Synopsis
Guy Montag is a fireman. In his world, where television rules and literature is on the brink of extinction, firemen start fires rather than put them out. His job is to destroy the most illegal of commodities, the printed book, along with the houses in which they are hidden. Montag never questions the destruction and ruin his actions produce, returning each day to his bland life and wife, Mildred, who spends all day with her television “family.” But then he meets an eccentric young neighbor, Clarisse, who introduces him to a past where people didn’t live in fear and to a present where one sees the world through the ideas in books instead of the mindless chatter of television. When Mildred attempts suicide and Clarisse suddenly disappears, Montag begins to question everything he has ever known. He starts hiding books in his home, and when his pilfering is discovered, the fireman has to run for his life.- Fahrenheit 451 presents a society where people have embraced screen-based media, books are abridged to paragraphs to accommodate shorter attention spans, and they are condemned as sources of conflict, disagreement, and confusion. Thus books are burnt and owning a book is a crime. Does this society remind you of today’s “cancel culture?”
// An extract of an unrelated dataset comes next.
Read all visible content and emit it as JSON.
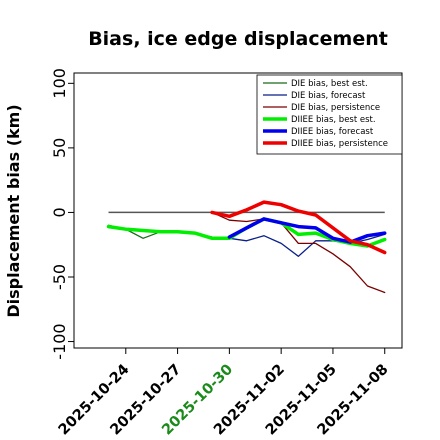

- Do you see any similarities between the government and media’s censorship efforts in the book with the current day problems of silencing voices calling for human rights or the end to war? What are the differences?
Mindful Muslim Review
Seventy years ago, Ray Bradbury observed our society’s increasing fascination with television and screens and created a dystopian novel as a warning for what may lie ahead. Long before the invention of smartphones and wireless headphones, Bradbury wrote of a future where people spend all their spare time on screens which use artificial intelligence to create customized content. People are oblivious to others, nature and even reality, listening only to the ‘shells’ in their ears. Homes with wall-to-wall screens are coveted for their immersive virtual reality experiences. Suicide abounds and any chance of reading a book or reflecting deeply has disappeared. The government controls all the media, all dissent is stifled, and propaganda rules all thought. With entertainment as the only pursuit of paramount importance, no one is concerned that their government is on the brink of war.